Just take a moment to let that sink in. This monster of a shrimp has 13 more color-receptive cones in their eyes, meaning they can see thirteen colors we can’t even imagine, plus all the color combinations those unimaginable colors can make. Not only that, but they have three focal points in each of their eyes, giving them hexnocular vision when compared to us humans who only have one focal point in each eye, giving us binocular vision. Furthermore, their eyes are on long stalks, giving them a very wide range of motion (nearly 360 degrees). Finally, the mantis shrimp’s eyes can even pick up infrared and ultraviolet light, and some have just been discovered that can pick up polarized light, which is something no other animal on earth can do. Basically, these shrimp can see everything and anything while being doped up on an explosion of colors, so I guess it’s no wonder they go around killing everything.

So, to summarize: the Mantis Shrimp is decked out in primary colors, can literally punch through walls and has all sorts of awesome vision powers.
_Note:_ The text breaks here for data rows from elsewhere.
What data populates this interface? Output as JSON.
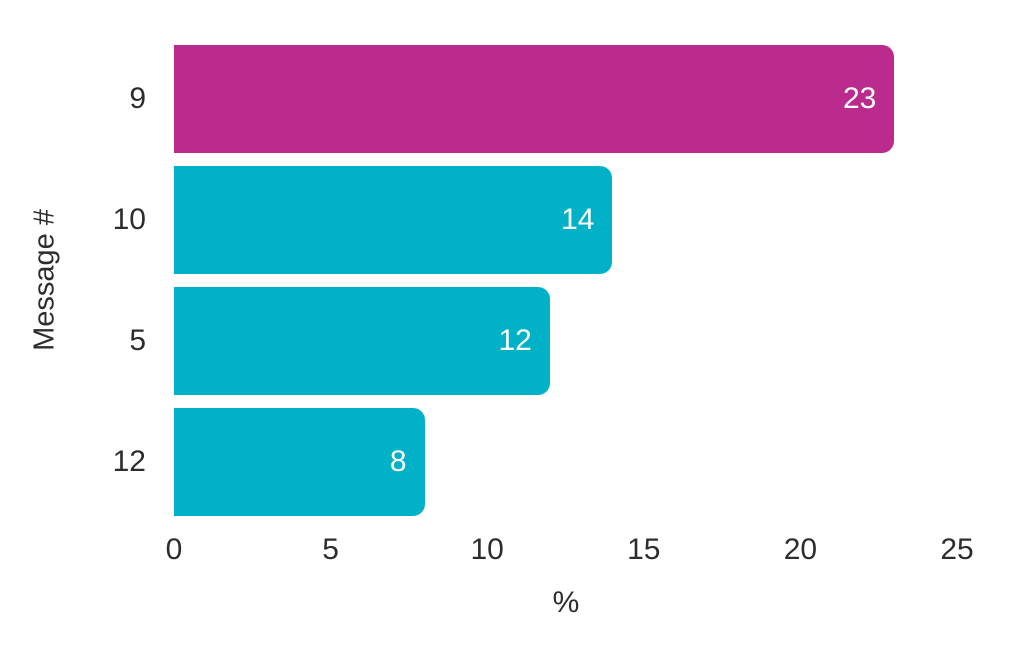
{
  "chart_data": {
    "type": "bar",
    "orientation": "horizontal",
    "title": "",
    "xlabel": "%",
    "ylabel": "Message #",
    "categories": [
      "9",
      "10",
      "5",
      "12"
    ],
    "values": [
      23,
      14,
      12,
      8
    ],
    "value_labels": [
      "23",
      "14",
      "12",
      "8"
    ],
    "bar_colors": [
      "#bb2b8d",
      "#00b1c8",
      "#00b1c8",
      "#00b1c8"
    ],
    "xlim": [
      0,
      25
    ],
    "xticks": [
      0,
      5,
      10,
      15,
      20,
      25
    ],
    "grid": false,
    "legend": "none",
    "value_label_color": "#ffffff",
    "text_color": "#2d2d2d",
    "background_color": "#ffffff"
  }
}
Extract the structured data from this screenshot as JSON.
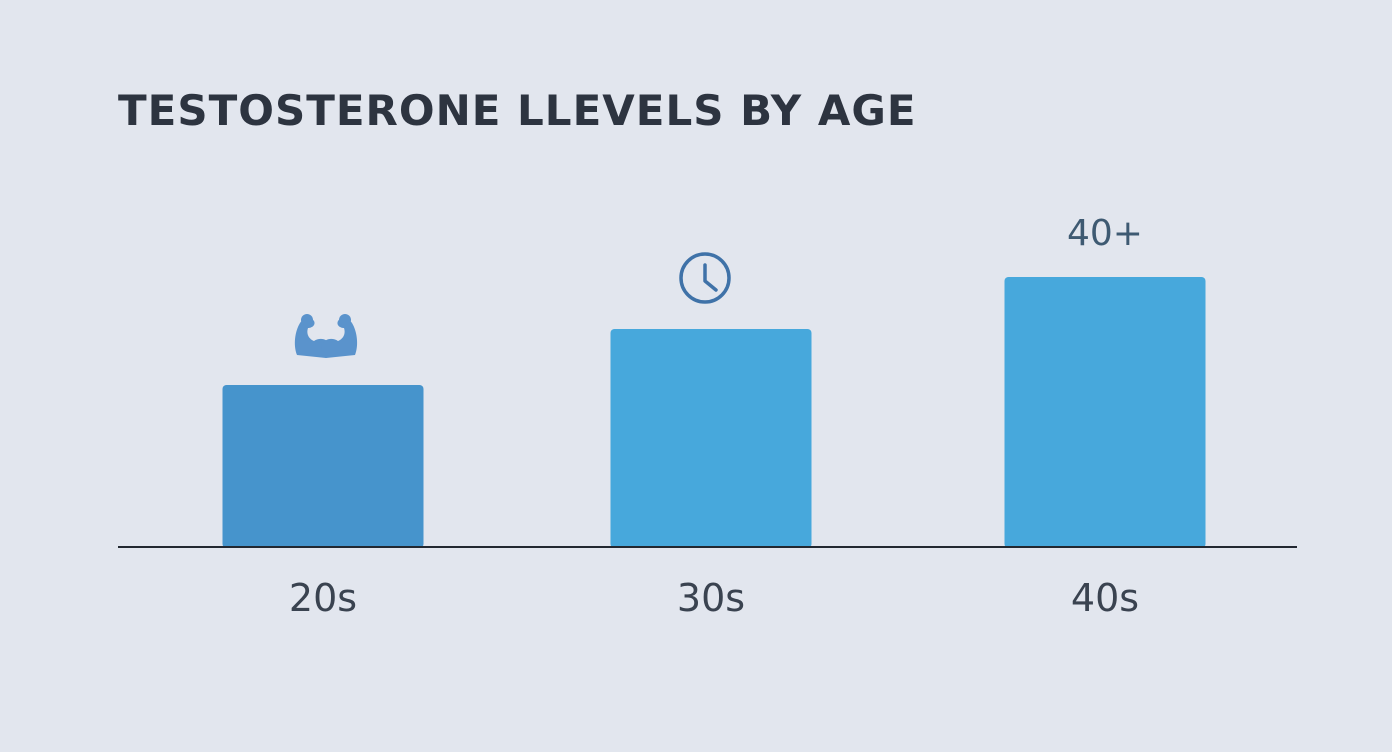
{
  "chart_data": {
    "type": "bar",
    "title": "TESTOSTERONE LLEVELS BY AGE",
    "xlabel": "",
    "ylabel": "",
    "categories": [
      "20s",
      "30s",
      "40s"
    ],
    "values": [
      162,
      218,
      270
    ],
    "ylim": [
      0,
      400
    ],
    "grid": false,
    "legend": "none",
    "annotations": [
      {
        "category": "20s",
        "kind": "icon",
        "icon": "flexed-arms-icon"
      },
      {
        "category": "30s",
        "kind": "icon",
        "icon": "clock-icon"
      },
      {
        "category": "40s",
        "kind": "text",
        "text": "40+"
      }
    ],
    "bar_colors": [
      "#4694cc",
      "#47a8dc",
      "#47a8dc"
    ],
    "icon_colors": {
      "flexed-arms-icon": "#5a93cc",
      "clock-icon": "#3f72a8"
    },
    "axis_color": "#222831"
  }
}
Who else do we know who’s capable of that?

We’re doomed, I tell you. Doomed.

In hindsight, it’s fairly obvious what’s going on here: when Krypton was destroyed, the parents of the first Mantis Shrimp (probably named Shrimp-El) sent him to earth in a spacecraft. Only, instead of landing in a lake in Kansas, he ended up landing near the beaches of Florida, where his first contact with humanity was a fisherman named Chad.
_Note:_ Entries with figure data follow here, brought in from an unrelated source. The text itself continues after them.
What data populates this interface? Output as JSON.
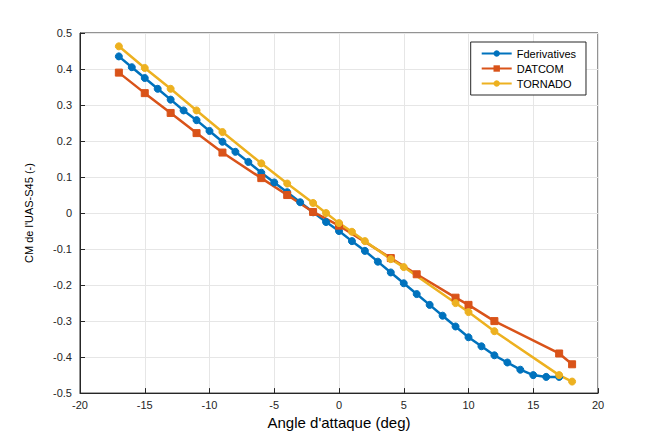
{
  "chart_data": {
    "type": "line",
    "x_label": "Angle d'attaque (deg)",
    "y_label": "CM de l'UAS-S45 (-)",
    "xlim": [
      -20,
      20
    ],
    "xticks": [
      -20,
      -15,
      -10,
      -5,
      0,
      5,
      10,
      15,
      20
    ],
    "ylim": [
      -0.5,
      0.5
    ],
    "yticks": [
      -0.5,
      -0.4,
      -0.3,
      -0.2,
      -0.1,
      0,
      0.1,
      0.2,
      0.3,
      0.4,
      0.5
    ],
    "grid": true,
    "legend": "top-right",
    "series": [
      {
        "name": "Fderivatives",
        "color": "#0072bd",
        "marker": "circle",
        "line_style": "solid",
        "x": [
          -17,
          -16,
          -15,
          -14,
          -13,
          -12,
          -11,
          -10,
          -9,
          -8,
          -7,
          -6,
          -5,
          -4,
          -3,
          -2,
          -1,
          0,
          1,
          2,
          3,
          4,
          5,
          6,
          7,
          8,
          9,
          10,
          11,
          12,
          13,
          14,
          15,
          16,
          17
        ],
        "values": [
          0.435,
          0.405,
          0.375,
          0.345,
          0.315,
          0.285,
          0.258,
          0.228,
          0.198,
          0.17,
          0.142,
          0.112,
          0.085,
          0.058,
          0.03,
          0.002,
          -0.025,
          -0.05,
          -0.078,
          -0.105,
          -0.135,
          -0.165,
          -0.195,
          -0.225,
          -0.255,
          -0.285,
          -0.315,
          -0.345,
          -0.37,
          -0.395,
          -0.415,
          -0.435,
          -0.45,
          -0.455,
          -0.455
        ]
      },
      {
        "name": "DATCOM",
        "color": "#d95319",
        "marker": "square",
        "line_style": "solid",
        "x": [
          -17,
          -15,
          -13,
          -11,
          -9,
          -6,
          -4,
          -2,
          0,
          4,
          6,
          9,
          10,
          12,
          17,
          18
        ],
        "values": [
          0.39,
          0.333,
          0.278,
          0.222,
          0.168,
          0.097,
          0.05,
          0.003,
          -0.035,
          -0.125,
          -0.17,
          -0.235,
          -0.255,
          -0.3,
          -0.39,
          -0.42
        ]
      },
      {
        "name": "TORNADO",
        "color": "#edb120",
        "marker": "circle",
        "line_style": "solid",
        "x": [
          -17,
          -15,
          -13,
          -11,
          -9,
          -6,
          -4,
          -2,
          -1,
          0,
          1,
          2,
          4,
          5,
          9,
          10,
          12,
          17,
          18
        ],
        "values": [
          0.463,
          0.403,
          0.345,
          0.285,
          0.225,
          0.138,
          0.082,
          0.028,
          0.0,
          -0.028,
          -0.052,
          -0.078,
          -0.128,
          -0.15,
          -0.25,
          -0.275,
          -0.328,
          -0.45,
          -0.468
        ]
      }
    ]
  }
}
Without going into all the details, lets just say he’s not going to be fighting for truth, justice and the American way anytime soon.

Behind every evil zealot is a douchebag who made him one.

For centuries now, the Mantis Shrimp and his ilk have lying beneath the surface of the sea, ready to unleash their wrath upon us weak defenseless creatures. We can only pray that, when the time comes, some reclusive billionaire orphan who enjoys cosplaying as a bat will come to our aid.

If it’s any consolation, at least the Shrimp doesn’t have a mother named Martha.

I know I’m taking a huge risk revealing this to the general audience, but it’s something that had to be done. The conspiracy of the Shrimp from Outer Space had to be brought to light. Even as I write this, I’m fairly sure they’re tracking me down. . .

Wait. What’s that noise?

WTF!? Something’s trying to break down my door!

Alright, I’m getting out of here. If I live through this, I’ll update this post with instructions on surviving the impending shrimp apocalypse. Also, I’d really appreciate it if anyone has a few spare kilograms of kryptonite lying around, or at least knows where I can find some.

PS: My book “The Shrimp from Outer Space” will be up for preordering on Amazon soon. At least, as soon as I can. . . Jerry, watch out!